President Bola Tinubu on Tuesday transmitted the N70,000 new National Minimum Wage Bill to the National Assembly for consideration.
Recall that the president had in a recent meeting with labour leaders promised to send a Bill to the National Assembly for the minimum wage for workers in the county to be reviewed upward.
The bill sent to the Senate on Tuesday by the president seeks to legalise the N70,000 minimum wage for Nigerian workers.
In a letter read by the Senate president, Godswill Akpabio, during plenary, Tinubu asked the upper chamber to expedite consideration on the Bill.
Meanwhile, the Bill scaled second and third reading in both the two chambers of the National Assembly, minutes after it was transmitted by the president and thereafter passed separately by the two chambers.
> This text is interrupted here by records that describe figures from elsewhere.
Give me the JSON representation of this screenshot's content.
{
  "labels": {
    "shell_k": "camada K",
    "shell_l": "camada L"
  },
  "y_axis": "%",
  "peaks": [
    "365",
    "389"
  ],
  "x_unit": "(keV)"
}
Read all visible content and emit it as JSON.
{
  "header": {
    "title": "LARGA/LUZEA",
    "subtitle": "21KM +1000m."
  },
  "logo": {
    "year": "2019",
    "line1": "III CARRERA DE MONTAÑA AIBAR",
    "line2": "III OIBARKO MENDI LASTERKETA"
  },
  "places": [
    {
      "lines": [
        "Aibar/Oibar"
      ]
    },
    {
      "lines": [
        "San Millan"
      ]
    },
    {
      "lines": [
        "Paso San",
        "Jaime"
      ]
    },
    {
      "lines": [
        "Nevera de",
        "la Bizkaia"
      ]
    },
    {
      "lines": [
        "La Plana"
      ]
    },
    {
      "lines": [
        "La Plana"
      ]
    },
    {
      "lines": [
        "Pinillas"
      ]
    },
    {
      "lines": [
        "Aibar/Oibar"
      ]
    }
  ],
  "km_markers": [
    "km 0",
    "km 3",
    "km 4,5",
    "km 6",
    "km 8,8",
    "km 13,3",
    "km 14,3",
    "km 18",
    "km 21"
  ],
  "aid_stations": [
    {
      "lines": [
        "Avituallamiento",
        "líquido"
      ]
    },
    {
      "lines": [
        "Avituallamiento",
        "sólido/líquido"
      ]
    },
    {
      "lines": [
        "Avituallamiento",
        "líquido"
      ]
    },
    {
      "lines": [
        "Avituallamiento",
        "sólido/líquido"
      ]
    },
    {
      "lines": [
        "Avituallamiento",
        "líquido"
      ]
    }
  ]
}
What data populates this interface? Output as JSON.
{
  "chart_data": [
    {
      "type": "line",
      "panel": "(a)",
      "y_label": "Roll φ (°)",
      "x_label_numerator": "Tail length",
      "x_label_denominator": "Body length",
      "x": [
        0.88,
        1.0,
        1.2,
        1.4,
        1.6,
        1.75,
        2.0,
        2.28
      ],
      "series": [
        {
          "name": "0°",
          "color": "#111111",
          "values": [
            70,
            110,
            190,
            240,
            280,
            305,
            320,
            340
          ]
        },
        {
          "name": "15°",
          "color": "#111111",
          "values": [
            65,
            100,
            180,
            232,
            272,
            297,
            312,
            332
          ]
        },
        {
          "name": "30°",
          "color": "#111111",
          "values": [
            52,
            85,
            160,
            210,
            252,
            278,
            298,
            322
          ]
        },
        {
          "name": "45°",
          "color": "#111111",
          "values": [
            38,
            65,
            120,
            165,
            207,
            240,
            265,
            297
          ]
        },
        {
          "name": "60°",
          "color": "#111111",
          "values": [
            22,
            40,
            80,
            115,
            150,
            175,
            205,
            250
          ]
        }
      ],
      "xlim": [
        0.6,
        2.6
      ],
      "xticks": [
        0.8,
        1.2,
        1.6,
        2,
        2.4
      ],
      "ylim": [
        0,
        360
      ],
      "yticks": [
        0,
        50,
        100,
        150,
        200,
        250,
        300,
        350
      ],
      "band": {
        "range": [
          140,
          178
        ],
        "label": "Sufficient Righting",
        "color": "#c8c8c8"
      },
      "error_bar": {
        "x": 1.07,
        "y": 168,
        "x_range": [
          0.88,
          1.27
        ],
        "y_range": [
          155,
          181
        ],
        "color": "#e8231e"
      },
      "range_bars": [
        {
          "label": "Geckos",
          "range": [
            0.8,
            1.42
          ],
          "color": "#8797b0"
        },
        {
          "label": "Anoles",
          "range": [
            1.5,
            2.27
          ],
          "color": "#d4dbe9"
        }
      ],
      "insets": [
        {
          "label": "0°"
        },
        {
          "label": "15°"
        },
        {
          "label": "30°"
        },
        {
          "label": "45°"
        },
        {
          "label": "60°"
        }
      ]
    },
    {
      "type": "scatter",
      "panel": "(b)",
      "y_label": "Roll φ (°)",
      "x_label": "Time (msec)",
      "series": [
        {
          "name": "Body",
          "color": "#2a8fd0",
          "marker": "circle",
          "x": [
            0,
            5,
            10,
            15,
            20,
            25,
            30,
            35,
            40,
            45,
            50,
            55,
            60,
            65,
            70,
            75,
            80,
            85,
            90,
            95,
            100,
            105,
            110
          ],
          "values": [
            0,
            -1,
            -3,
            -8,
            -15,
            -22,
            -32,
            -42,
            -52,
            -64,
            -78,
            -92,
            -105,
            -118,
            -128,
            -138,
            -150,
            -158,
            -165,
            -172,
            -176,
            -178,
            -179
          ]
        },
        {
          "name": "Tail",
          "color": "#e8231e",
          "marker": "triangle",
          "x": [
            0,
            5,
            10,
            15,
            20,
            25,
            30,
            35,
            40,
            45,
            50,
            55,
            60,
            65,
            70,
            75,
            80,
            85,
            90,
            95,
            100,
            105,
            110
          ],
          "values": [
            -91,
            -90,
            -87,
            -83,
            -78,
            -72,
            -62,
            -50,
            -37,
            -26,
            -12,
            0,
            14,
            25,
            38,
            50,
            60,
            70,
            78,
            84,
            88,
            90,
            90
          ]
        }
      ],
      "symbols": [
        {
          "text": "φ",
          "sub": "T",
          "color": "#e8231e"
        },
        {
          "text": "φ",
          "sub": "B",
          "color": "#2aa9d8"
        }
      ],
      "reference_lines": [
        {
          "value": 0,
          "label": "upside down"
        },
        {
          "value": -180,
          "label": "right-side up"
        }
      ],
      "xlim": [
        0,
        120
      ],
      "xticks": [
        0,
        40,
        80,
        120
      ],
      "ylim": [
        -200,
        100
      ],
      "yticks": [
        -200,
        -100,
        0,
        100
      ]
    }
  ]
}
President Tinubu is expected to sign the bill into law after it has been passed to him in the Aso Rock Presidential Villa.
Earlier in his letter separately sent to the Senate and the House of Representatives requesting expeditious consideration of a bill for an Act to amend the National Minimum Wage Act, 2019 to increase the National Minimum Wage from N30,000 to N70,000, the president asked the lawmakers to reduce the time for periodic review of the national minimum wage from five years to three years and related matters.
Tinubu and the leadership of the organised labour last Thursday agreed on N70,000 as the new minimum wage for Nigerian workers.
The agreement followed a series of talks between labour leaders and the president in the last few weeks after months of failed talks between labour and a tripartite committee on minimum wage constituted by the President in January.
The committee, which comprised state and federal governments and the organised private sector, had proposed N62,000 while labour insisted on N250,000 as the new minimum wage for workers who currently earn N30,000 as minimum wage.
Labour had said N30,000 was unsustainable for workers, considering the current economic realities and high cost of living resulting from the removal of petrol subsidy by the president.
President of the Nigeria Labour Congress, NLC, Joe Ajaero said labour accepted N70,000 and rejected a proposal by President Tinubu to pay N250,000 minimum wage on a condition to increase petrol prices.
Ajarro also said labour accepted the N70,000 offer because minimum wage won’t be reviewed once in five years anymore but once every three years.